D was at the bar tonight and he went off on how much he admires you 🙂 it was awesome we had a bryan love fest about you awesomeness
I woke up to this text message. It’s nice to still get drunken texts even though I don’t drink anymore. What is it? Almost 11 weeks. I’m switching to months permanently soon as week-math is too hard. But, it is worth pointing out that it’s been long enough that I have to actually do the math now. Speaking of which. I told my dad this week that I was sober it didn’t sound that important to him. When I was in Maine visiting back in May just before I stopped drinking I didn’t drink much and he commented on it at the time. He used to make a comment about how alcohol was a dangerous habit or something, but I haven’t heard him say it in so long that I’ve forgotten. He told my grandparents and when I talked to them it wasn’t that significant to them either. I suppose this is all to be expected from a family of alcoholics; if it was significant to them maybe they would have changed themselves.
In any case, it’s awesome to be awesome. I got to talk to J about taking on the burden of other people’s problems. We ended up talking about M, of course. When I mentioned friends and family thinking M was selfish for the way that she left me, J immediately disagreed and started talking, for perhaps the longest single thought she’s given me in over a year of sessions, about how she though that M felt that she did not deserve me, or deserve the amount of love I was offering her. I noted that I thought M felt that she didn’t want comfort, which could have been feeling she didn’t deserve comfort, on some deeper usually-left-for-people-smarter-than-me-to-imply level.

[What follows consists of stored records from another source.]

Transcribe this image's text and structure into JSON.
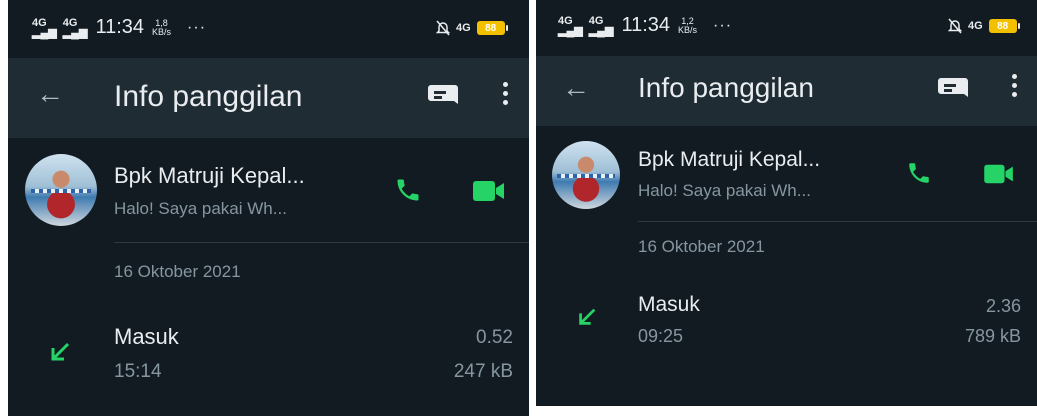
{
  "colors": {
    "accent": "#25d366",
    "background": "#121b22",
    "appbar": "#1f2c34",
    "secondary_text": "#8696a0"
  },
  "screens": [
    {
      "status": {
        "signal1": "4G",
        "signal2": "4G",
        "time": "11:34",
        "speed_value": "1,8",
        "speed_unit": "KB/s",
        "more": "···",
        "network": "4G",
        "battery": "88"
      },
      "header": {
        "back_icon": "arrow-left-icon",
        "title": "Info panggilan",
        "message_icon": "message-icon",
        "more_icon": "more-vert-icon"
      },
      "contact": {
        "name": "Bpk Matruji Kepal...",
        "status": "Halo! Saya pakai Wh...",
        "call_icon": "phone-icon",
        "video_icon": "video-icon"
      },
      "date": "16 Oktober 2021",
      "calls": [
        {
          "type": "Masuk",
          "time": "15:14",
          "duration": "0.52",
          "size": "247 kB",
          "direction_icon": "incoming-arrow-icon"
        }
      ]
    },
    {
      "status": {
        "signal1": "4G",
        "signal2": "4G",
        "time": "11:34",
        "speed_value": "1,2",
        "speed_unit": "KB/s",
        "more": "···",
        "network": "4G",
        "battery": "88"
      },
      "header": {
        "back_icon": "arrow-left-icon",
        "title": "Info panggilan",
        "message_icon": "message-icon",
        "more_icon": "more-vert-icon"
      },
      "contact": {
        "name": "Bpk Matruji Kepal...",
        "status": "Halo! Saya pakai Wh...",
        "call_icon": "phone-icon",
        "video_icon": "video-icon"
      },
      "date": "16 Oktober 2021",
      "calls": [
        {
          "type": "Masuk",
          "time": "09:25",
          "duration": "2.36",
          "size": "789 kB",
          "direction_icon": "incoming-arrow-icon"
        }
      ]
    }
  ]
}
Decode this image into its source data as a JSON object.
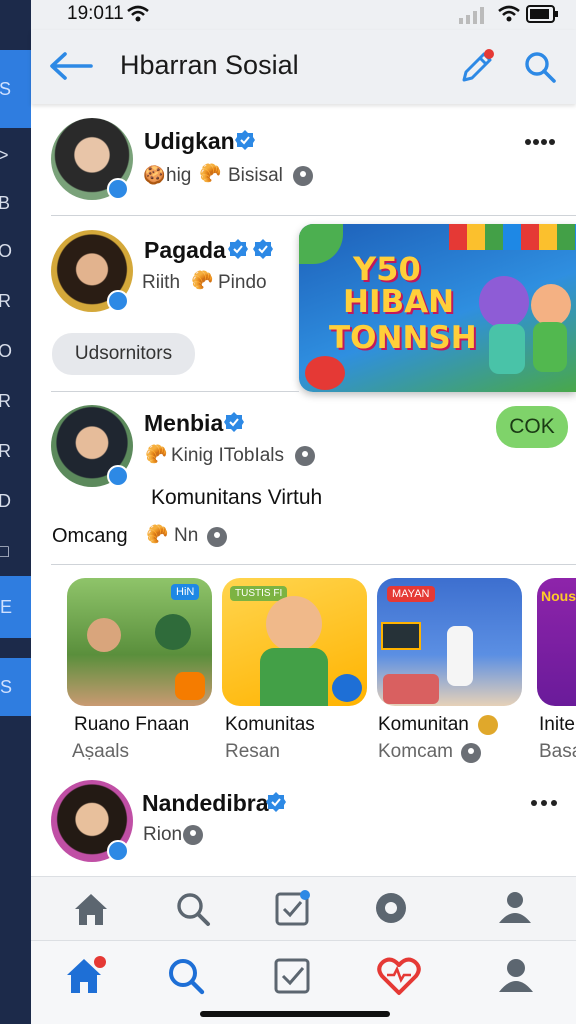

I once dated someone who, thought, that they had been sexually abused. To explain further, they presented it as a dream from their childhood, which, (god I’m doing it again) seems like a perfect coping mechanism. Anyway, they were very adamant that I not derive anything from it, that I not try to explain any part of who they were or why they acted the way they did from it. So, because of this per se, but I try not to.
J ultimately left me with a choice, to stand by M, investing in that her ambiguity is a product of what she thinks about herself, or to emotionally leave town, never to return the same.